Security concerns in Solomon Islands disaster zone | Pacific Beat

Security concerns in Solomon Islands disaster zone

Security concerns in Solomon Islands disaster zone

Updated 15 February 2013, 18:05 AEDT

Police in the Solomon Islands are becoming increasingly concerned about security in the country's earthquake stricken Temotu Province.

It follows two incidents on Wednesday.

In one, an illegal roadblock was set up in an attempt to extort relief supplies.

And in the other, a car crash resulted in a large crowd gathering at the police station in Lata.
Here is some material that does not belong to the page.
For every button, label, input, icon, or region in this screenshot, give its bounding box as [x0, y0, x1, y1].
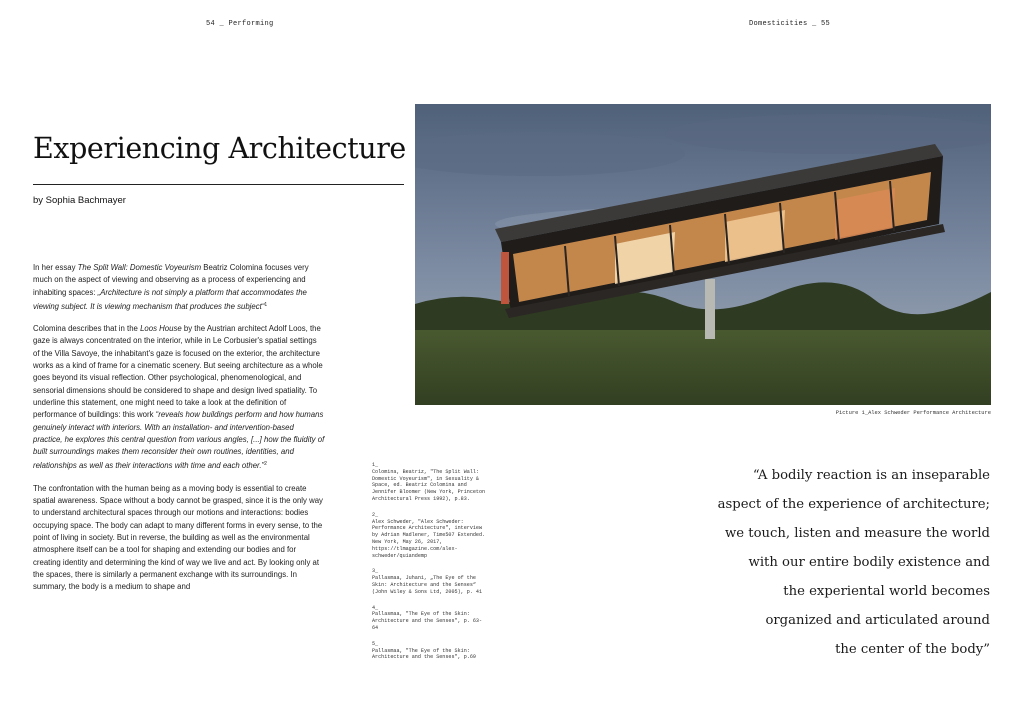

A police contingent from Honiara, inlcuding the Deputy Commisioner, has been sent to Temotu to help.

Presenter: Sam Bolitho

Speaker: Solomon Islands Police Commissioner John Lansley

LANSLEY: A road block had been put up by some people to express their thought that they were not receiving supplies quickly enough and this then prompted a discussion with the police about removing the road block. This subsequently also sadly on the same day, a road traffic accident took place, which I'm pleased to say the victim is recovering from, but this sadly prompted a reaction to the road traffic accident, which brought people down to the police station and they threatened the police station. This is unacceptable and therefore we consider it was necessary to send the Deputy Commissioner for the Royal Solomon Islands Police to the region, who he went yesterday to Lata. He mediated with the people, he'd been assured that the road blocks will not, not continue and he also talked to the people who were involved in, in the, the incident involving the police station. One person has been arrested and is currently in custody with the police.

BOLITHO: So how many police officers have been sent now?

LANSLEY: We sent the Deputy Commissioner as I said and four additional police response team officers who are specifically trained for this rapid response process to supplement. We already have the 30 officers down there, a very good contingent, but primarily our job is to help the security of the distribution of the, the relief supplies, ensure the security of the supplies in the warehouses and I have to say it's disappointing that we are being diverted from these tasks by people causing criminal activity.

BOLITHO: And is there any time frame on how long these police officers will be there for?

LANSLEY: Our purpose is to ensure that the security is maintained down there and security of the distribution. The distribution is certainly in the initial phase is planned for at least another week, so we did initially consider sending our officers for 14 days and that's still our understanding. We are making a decision next week on whether they are rotated or whether we bring the officers back without supplementing the staff down at Lata.

BOLITHO: There's been a proposal to ban alcohol in the area. What's the police position on that issue?

LANSLEY: Yes, it's still being discussed and no alcohol ban has come in yet. There are advantage and disadvantages with alcohol bans. One of the disadvantages are that communication of the ban is of course, complex in such situations, particularly in a disaster relief area, where communications are sometimes not very widespread. Secondly, it diverts officers from our task in supporting the relief agencies by having to enforce such a ban. I believe there also are significant public order legislation which can mean that we can deal with anybody who is transgressing from the law in relation to alcohol under that legislation. So there are disadvantages with the, with the introducing of a ban,

Having said that the advantages that it makes it quite clear that under such circumstances, a misuse of alcohol cannot be tolerated. So that would be the advantage to make it very clear that this is not appropriate in such circumstances that we are experiencing down in Lata at the moment.

BOLITHO: And are there alcohol problems presently?

LANSLEY: Yes, this threat to the police station as I mentioned earlier was certainly associated with a degree of alcohol and that is what has what has been prompted to consider asking for a ban, but as I say, it's not been introduced yet.

BOLITHO: And you mentioned the road block. With incidents like these, is it merely opportunists or is it an act of desperation for supplies?

LANSLEY: No, I think it's slightly an opportunist. I think there are people in great need down there and we are doing our utmost to ensure that people are receiving the supplies. But we have to prioritise on the supplies and by we, I'm talking about the relief agencies, rather than the police. We give support and security to these, but the relief agencies have to prioritise and some people, sometimes people don't understand the priorities that have to be made. We have to make sure that the relief supplies are received by the right people at the right time and that sometimes is difficult to communicate to some people. So I think it in some ways a reaction to perhaps people not understanding that why some people are getting supplies and others aren't and also, perhaps a reaction to the fact that in some ways, people felt that their supplies weren't getting to them quickly enough.